CIMは“情物一致”のプラットフォームに

 話をCIM技術検討会の報告書に戻そう。

 私がこの報告書を読んで感じたのは、CIMは単に設計や施工管理を3D化するだけでなく、これまでに開発されてきた様々な設計・施工・維持管理に関する建設ITの技術や機器、ノウハウなどを、CIMモデルに集約しようという方向性だ。

 つまり、CIMモデルを共通のプラットフォームとして位置づけ、これまで開発されてきた様々な測量や計測機器、設計システム、情報化施工システムなどを、CIMの入力・出力装置と位置付けることにより一貫した情報統合を図ろうという動きだ。

 これまでも土木構造物の情報を電子化する方法は、様々なものがあった。しかし、2Dの図面ベースによる情報管理では情報が散逸し、1つにまとめるのが難しかった。

 それが、3Dやさらに時間軸を加えた4D、コスト軸を加えた5Dにより様々なデータを集約できるCIMが登場したことで、実物の土木構造物や地形などを忠実にデータで表す“情物一致”が可能になった。情物一致こそが、IT(情報技術)による本格的な生産性向上の原動力となる。

CIMによる“情物一致” がITによる生産性向上の原動力となる(左画像:パシフィックコンサルタンツ、右写真:家入龍太)
CIMによる“情物一致” がITによる生産性向上の原動力となる(左画像:パシフィックコンサルタンツ、右写真:家入龍太)

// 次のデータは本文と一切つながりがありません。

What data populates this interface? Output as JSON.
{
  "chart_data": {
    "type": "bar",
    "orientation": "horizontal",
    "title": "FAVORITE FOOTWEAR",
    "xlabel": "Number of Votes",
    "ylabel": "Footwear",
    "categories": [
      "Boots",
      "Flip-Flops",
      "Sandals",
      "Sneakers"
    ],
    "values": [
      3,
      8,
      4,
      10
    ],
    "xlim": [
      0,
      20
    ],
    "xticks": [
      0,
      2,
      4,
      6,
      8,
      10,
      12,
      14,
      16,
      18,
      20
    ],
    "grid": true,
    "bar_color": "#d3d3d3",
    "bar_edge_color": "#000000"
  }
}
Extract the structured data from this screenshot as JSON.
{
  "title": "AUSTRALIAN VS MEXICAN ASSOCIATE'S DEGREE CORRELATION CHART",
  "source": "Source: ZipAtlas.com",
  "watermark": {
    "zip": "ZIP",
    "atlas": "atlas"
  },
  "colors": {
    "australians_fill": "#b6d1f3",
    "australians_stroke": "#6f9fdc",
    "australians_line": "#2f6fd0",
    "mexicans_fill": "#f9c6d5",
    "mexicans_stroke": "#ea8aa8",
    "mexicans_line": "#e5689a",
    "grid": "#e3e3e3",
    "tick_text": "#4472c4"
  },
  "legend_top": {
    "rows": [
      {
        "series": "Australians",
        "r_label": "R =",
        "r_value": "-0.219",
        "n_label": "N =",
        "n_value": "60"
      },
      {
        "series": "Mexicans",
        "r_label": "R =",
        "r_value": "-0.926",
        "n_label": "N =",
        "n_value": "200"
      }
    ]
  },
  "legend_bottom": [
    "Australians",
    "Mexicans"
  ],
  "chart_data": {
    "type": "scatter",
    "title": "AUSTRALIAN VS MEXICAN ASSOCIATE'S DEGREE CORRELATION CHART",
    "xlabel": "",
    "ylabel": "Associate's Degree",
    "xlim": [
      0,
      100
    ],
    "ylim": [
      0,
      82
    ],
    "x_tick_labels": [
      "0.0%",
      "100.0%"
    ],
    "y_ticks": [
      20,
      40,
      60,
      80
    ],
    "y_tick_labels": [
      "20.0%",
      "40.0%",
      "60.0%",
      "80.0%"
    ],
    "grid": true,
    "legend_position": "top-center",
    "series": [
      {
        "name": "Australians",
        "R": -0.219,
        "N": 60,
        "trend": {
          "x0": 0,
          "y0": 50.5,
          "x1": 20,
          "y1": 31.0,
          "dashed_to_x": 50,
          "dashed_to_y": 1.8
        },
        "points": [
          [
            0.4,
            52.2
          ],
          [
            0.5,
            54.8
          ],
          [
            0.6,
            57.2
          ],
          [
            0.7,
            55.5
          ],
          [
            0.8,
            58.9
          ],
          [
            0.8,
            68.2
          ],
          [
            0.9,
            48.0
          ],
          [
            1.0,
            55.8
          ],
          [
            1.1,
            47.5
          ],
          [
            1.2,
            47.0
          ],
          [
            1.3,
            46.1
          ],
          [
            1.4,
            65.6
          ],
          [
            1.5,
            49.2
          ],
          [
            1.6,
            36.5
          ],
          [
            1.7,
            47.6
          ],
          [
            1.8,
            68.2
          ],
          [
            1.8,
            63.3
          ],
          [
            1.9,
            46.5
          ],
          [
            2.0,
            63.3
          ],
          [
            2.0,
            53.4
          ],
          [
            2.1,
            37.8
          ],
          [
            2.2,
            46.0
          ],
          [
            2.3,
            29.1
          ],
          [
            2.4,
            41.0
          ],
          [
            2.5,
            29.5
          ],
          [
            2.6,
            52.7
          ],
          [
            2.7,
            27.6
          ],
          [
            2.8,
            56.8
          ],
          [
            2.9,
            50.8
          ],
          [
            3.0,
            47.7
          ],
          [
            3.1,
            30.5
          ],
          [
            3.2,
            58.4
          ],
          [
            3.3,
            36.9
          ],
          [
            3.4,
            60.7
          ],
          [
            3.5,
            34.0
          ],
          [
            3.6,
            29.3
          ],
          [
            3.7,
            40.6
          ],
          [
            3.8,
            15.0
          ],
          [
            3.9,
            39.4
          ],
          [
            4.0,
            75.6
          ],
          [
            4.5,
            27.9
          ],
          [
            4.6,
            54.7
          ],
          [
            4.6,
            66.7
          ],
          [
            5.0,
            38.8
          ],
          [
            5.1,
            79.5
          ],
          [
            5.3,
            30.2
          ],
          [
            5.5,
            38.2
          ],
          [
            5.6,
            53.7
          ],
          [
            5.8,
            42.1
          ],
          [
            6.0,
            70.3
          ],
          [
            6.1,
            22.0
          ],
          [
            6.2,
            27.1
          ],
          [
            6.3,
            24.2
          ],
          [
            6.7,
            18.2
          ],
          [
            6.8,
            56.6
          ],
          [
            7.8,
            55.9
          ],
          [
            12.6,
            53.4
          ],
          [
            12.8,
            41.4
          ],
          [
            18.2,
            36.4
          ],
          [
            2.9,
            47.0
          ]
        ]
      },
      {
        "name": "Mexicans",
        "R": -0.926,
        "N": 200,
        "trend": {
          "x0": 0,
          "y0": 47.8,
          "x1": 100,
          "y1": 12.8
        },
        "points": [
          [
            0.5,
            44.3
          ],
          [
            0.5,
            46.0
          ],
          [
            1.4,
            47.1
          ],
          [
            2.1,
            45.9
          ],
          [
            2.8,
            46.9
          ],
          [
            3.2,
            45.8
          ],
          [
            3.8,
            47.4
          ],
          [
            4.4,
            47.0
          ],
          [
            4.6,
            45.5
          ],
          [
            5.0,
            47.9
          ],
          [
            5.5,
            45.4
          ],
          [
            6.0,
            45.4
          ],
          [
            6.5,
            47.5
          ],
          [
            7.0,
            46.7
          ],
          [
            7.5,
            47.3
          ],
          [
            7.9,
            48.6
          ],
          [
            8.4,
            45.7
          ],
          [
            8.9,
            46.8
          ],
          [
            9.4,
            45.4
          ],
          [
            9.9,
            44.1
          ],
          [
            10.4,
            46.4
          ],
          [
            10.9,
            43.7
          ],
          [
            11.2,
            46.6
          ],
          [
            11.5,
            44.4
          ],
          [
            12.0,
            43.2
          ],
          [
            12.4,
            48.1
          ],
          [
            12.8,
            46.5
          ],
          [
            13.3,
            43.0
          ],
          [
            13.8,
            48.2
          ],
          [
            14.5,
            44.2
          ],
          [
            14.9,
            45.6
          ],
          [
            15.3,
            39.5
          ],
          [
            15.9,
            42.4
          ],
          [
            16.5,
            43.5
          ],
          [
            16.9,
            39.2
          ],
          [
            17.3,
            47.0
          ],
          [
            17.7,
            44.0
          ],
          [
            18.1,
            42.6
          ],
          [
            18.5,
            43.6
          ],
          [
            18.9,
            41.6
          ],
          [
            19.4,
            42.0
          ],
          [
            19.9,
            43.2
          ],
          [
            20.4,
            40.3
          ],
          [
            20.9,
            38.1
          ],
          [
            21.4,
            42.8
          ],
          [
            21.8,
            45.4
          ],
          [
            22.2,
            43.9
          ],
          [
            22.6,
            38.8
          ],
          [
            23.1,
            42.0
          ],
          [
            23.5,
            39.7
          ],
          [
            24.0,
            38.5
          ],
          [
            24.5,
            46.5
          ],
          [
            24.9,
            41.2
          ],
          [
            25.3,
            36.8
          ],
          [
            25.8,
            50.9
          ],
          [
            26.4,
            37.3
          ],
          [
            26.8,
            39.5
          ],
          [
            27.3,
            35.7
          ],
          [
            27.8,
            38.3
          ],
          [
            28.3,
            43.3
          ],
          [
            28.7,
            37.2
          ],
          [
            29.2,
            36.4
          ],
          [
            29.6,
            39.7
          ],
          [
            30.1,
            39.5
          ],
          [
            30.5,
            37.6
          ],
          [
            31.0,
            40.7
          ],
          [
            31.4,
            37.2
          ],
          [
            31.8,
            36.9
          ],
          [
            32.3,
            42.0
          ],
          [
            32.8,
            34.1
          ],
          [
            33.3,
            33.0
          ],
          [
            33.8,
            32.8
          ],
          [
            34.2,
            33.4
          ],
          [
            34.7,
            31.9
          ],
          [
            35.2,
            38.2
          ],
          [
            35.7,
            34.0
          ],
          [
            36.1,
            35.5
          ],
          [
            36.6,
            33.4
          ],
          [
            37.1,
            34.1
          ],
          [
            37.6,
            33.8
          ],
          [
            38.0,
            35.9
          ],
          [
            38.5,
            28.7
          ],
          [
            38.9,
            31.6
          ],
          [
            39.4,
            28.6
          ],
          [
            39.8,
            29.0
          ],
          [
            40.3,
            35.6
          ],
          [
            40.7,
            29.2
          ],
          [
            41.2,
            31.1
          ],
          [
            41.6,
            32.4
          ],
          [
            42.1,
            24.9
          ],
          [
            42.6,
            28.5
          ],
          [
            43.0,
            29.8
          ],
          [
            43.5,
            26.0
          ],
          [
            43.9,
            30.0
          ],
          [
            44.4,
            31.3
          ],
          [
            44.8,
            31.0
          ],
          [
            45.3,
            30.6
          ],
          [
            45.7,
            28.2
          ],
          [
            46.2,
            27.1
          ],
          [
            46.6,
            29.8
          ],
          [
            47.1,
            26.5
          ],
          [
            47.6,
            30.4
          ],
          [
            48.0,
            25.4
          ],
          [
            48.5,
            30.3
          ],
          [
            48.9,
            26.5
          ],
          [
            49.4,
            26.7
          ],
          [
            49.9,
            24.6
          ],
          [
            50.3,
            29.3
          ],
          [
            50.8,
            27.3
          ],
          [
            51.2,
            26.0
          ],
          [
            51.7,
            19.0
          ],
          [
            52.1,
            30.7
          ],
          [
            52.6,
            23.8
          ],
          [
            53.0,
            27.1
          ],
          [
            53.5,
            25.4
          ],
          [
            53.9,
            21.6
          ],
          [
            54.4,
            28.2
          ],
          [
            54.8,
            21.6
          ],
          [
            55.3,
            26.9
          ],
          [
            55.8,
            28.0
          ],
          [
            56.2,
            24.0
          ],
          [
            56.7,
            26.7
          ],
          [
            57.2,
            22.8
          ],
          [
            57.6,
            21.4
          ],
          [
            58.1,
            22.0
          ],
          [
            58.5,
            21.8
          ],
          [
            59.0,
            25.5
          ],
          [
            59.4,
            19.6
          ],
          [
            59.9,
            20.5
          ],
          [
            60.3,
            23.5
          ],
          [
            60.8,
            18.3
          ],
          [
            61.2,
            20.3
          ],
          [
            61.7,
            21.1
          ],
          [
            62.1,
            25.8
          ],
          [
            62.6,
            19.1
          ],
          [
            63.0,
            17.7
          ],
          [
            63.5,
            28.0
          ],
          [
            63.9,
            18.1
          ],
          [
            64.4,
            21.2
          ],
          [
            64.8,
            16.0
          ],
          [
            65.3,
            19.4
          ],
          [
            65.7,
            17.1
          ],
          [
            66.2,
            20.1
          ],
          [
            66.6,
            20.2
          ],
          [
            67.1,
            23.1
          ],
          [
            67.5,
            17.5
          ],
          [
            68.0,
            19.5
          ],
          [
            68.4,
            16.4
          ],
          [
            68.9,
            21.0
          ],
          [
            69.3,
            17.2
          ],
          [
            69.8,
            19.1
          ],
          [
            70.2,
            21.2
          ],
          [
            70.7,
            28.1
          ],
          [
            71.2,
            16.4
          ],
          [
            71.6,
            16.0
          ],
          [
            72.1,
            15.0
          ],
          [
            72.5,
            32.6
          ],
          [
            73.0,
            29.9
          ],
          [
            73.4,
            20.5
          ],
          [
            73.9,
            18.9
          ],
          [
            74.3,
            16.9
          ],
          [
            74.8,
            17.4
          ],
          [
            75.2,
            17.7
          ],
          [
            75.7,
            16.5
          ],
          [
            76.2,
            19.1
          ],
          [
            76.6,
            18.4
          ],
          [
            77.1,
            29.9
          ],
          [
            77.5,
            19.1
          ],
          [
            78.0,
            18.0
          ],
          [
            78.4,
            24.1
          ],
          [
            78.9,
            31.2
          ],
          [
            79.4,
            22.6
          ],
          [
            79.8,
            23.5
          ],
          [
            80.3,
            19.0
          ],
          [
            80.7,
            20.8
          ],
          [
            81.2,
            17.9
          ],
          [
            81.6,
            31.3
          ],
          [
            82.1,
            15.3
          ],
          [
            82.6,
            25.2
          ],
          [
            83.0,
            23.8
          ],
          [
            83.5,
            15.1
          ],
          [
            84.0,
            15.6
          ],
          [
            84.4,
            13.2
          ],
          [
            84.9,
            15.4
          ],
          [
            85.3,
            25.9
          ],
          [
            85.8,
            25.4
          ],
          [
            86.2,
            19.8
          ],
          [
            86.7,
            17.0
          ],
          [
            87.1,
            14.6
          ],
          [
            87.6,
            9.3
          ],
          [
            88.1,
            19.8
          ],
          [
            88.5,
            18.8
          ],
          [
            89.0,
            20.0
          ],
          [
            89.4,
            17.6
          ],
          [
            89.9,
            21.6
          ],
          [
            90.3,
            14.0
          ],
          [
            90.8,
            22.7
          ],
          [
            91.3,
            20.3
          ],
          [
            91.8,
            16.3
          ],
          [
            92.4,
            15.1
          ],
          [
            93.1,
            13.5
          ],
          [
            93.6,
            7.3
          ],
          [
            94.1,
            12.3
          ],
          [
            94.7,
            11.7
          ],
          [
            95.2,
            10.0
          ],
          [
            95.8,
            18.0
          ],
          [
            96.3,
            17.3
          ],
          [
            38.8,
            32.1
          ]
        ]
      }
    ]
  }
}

 2012年に日本の土木分野で導入が始まったCIMは、単に2D図面ベースの設計を3Dモデルベースに変えるだけでなく、3Dプリンターから3Dレーザースキャナー、UAVに至るまで、あらゆる建設ITの機器や技術を現場に結集し、本格的な生産性向上を目指す運動として発展しつつあるように感じている。

家入龍太(いえいり・りょうた)
家入龍太
1985年、京都大学大学院を修了し日本鋼管(現・JFE)入社。1989年、日経BP社に入社。 日経コンストラクション副編集長やケンプラッツ初代編集長などを務め、2010年、フリーランスの建設ITジャーナリストに。 IT活用による建設産業の成長戦略を追求している。 公式ブログ「建設ITワールド」(http://www.ieiri-lab.jp/)を運営。 著書に「CIMが2時間でわかる本」(日経BP社)、「図解入門 よくわかるBIMの基本と仕組み」(秀和システム)など。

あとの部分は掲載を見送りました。